In clinical trials, selection of appropriate study endpoints is critical for an accurate and reliable evaluation of safety and effectiveness of a test treatment under investigation. In practice, however, there are usually multiple endpoints available for measurement of disease status and/or therapeutic effect of the test treatment under study. For example, in cancer clinical trials, overall survival, response rate, and/or time to disease progression are usually considered as primary clinical endpoints for evaluation of safety and effectiveness of the test treatment under investigation. Once the study endpoints have been selected, sample size required for achieving a desired power is then determined. It, however, should be noted that different study endpoints may result in different sample sizes. In practice, it is usually not clear which study endpoint can best inform the disease status and measure the treatment effect. Moreover, different study endpoints may not translate one another although they may be highly correlated one another. In this article, we intend to develop an innovative endpoint namely therapeutic index based on a utility function to combine and utilize information collected from all study endpoints. Statistical properties and performances of the proposed therapeutic index are evaluated theoretically. A numerical example concerning a cancer clinical trial is given to illustrate the use of the proposed therapeutic index.

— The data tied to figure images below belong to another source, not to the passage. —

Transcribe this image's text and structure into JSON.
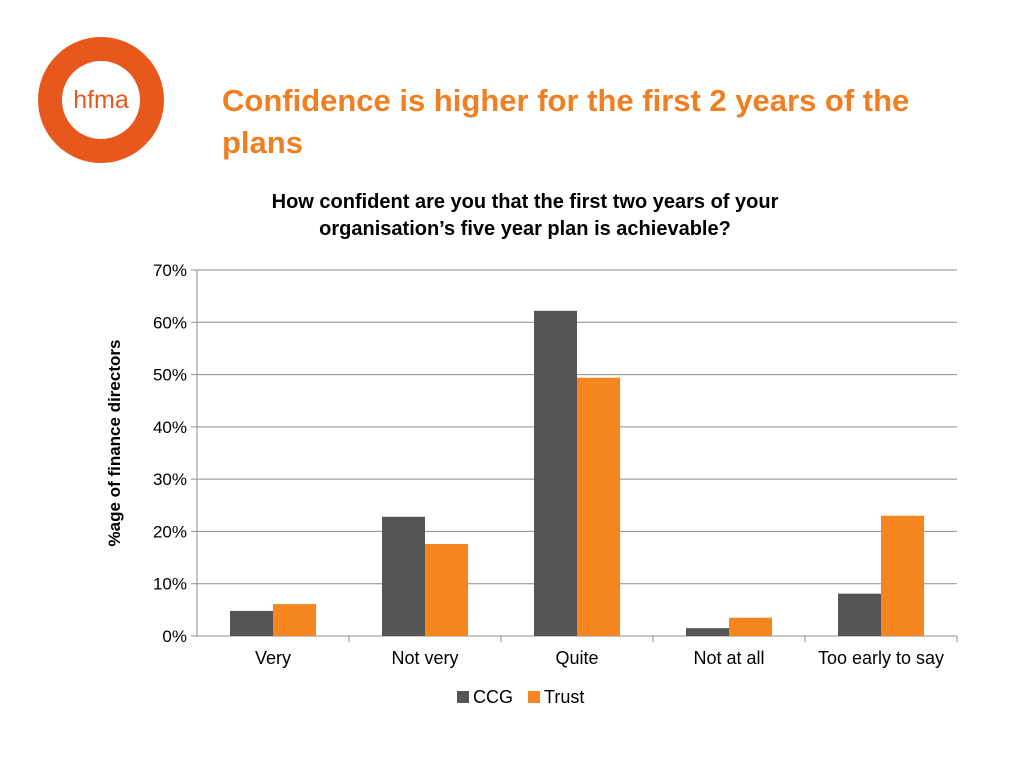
{
  "logo": {
    "text": "hfma"
  },
  "slide_title": "Confidence is higher for the first 2 years of the plans",
  "colors": {
    "ccg": "#555555",
    "trust": "#f5861f",
    "title": "#f07f22",
    "logo": "#e8581c"
  },
  "chart_data": {
    "type": "bar",
    "title": "How confident are you that the first two years of your organisation’s five year plan is achievable?",
    "title_lines": [
      "How confident are you that the first two years of your",
      "organisation’s five year plan is achievable?"
    ],
    "xlabel": "",
    "ylabel": "%age of finance directors",
    "categories": [
      "Very",
      "Not very",
      "Quite",
      "Not at all",
      "Too early to say"
    ],
    "series": [
      {
        "name": "CCG",
        "color": "#555555",
        "values": [
          0.048,
          0.228,
          0.622,
          0.015,
          0.081
        ]
      },
      {
        "name": "Trust",
        "color": "#f5861f",
        "values": [
          0.061,
          0.176,
          0.494,
          0.035,
          0.23
        ]
      }
    ],
    "ylim": [
      0,
      0.7
    ],
    "yticks": [
      "0%",
      "10%",
      "20%",
      "30%",
      "40%",
      "50%",
      "60%",
      "70%"
    ],
    "grid": true,
    "legend": "bottom"
  }
}
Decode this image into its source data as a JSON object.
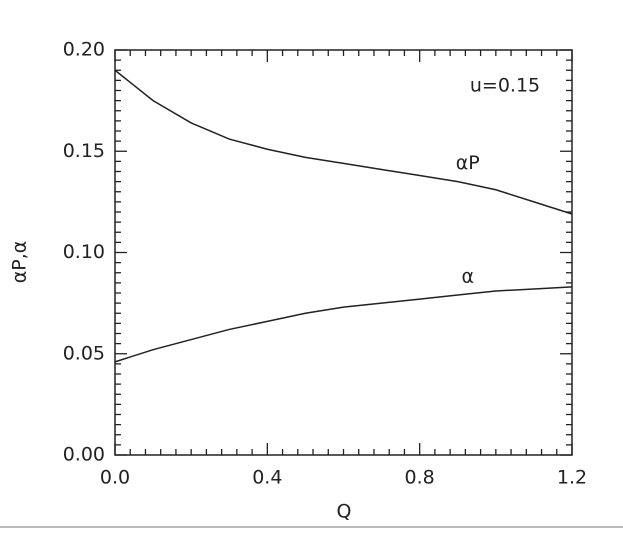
{
  "chart_data": {
    "type": "line",
    "annotation": "u=0.15",
    "x_label": "Q",
    "y_label": "αP,α",
    "x": [
      0,
      0.1,
      0.2,
      0.3,
      0.4,
      0.5,
      0.6,
      0.7,
      0.8,
      0.9,
      1.0,
      1.1,
      1.2
    ],
    "series": [
      {
        "name": "αP",
        "color": "#222222",
        "values": [
          0.19,
          0.175,
          0.164,
          0.156,
          0.151,
          0.147,
          0.144,
          0.141,
          0.138,
          0.135,
          0.131,
          0.125,
          0.119
        ]
      },
      {
        "name": "α",
        "color": "#222222",
        "values": [
          0.046,
          0.052,
          0.057,
          0.062,
          0.066,
          0.07,
          0.073,
          0.075,
          0.077,
          0.079,
          0.081,
          0.082,
          0.083
        ]
      }
    ],
    "xlim": [
      0,
      1.2
    ],
    "ylim": [
      0,
      0.2
    ],
    "xticks": [
      {
        "value": 0,
        "label": "0.0"
      },
      0.4,
      0.8,
      1.2
    ],
    "yticks": [
      {
        "value": 0,
        "label": "0.00"
      },
      0.05,
      {
        "value": 0.1,
        "label": "0.10"
      },
      0.15,
      {
        "value": 0.2,
        "label": "0.20"
      }
    ]
  }
}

在临床试验中，选择合适的研究终点对于准确可靠地评估所研究的治疗药物的安全性和有效性至关重要。然而，实际上，通常有多个终点可用于测量疾病状态和/或所研究测试疗法的治疗效果。例如，在癌症临床试验中，总体生存率，反应率和/或疾病进展时间通常被视为评估所研究测试治疗的安全性和有效性的主要临床终点。选择研究终点后，即可确定获得所需功效所需的样本量。但是，应注意，不同的研究终点可能会导致不同的样本量。在实践中，通常尚不清楚哪个研究终点能够最好地告知疾病状况并衡量治疗效果。此外，尽管不同的研究终点可能彼此高度相关，但它们可能不会彼此翻译。在本文中，我们打算开发一种创新的终点，即基于效用函数的治疗指数，以合并和利用从所有研究终点收集的信息。理论上评价了拟议治疗指标的统计性质和性能。给出了有关癌症临床试验的数值示例，以说明所提出的治疗指标的使用。我们打算开发一种创新的终点，即基于效用函数的治疗指标，以合并和利用从所有研究终点收集的信息。理论上评价了拟议治疗指标的统计性质和性能。给出了有关癌症临床试验的数值示例，以说明所提出的治疗指标的使用。我们打算开发一种创新的终点，即基于效用函数的治疗指标，以合并和利用从所有研究终点收集的信息。理论上评价了拟议治疗指标的统计性质和性能。给出了有关癌症临床试验的数值示例，以说明所提出的治疗指标的使用。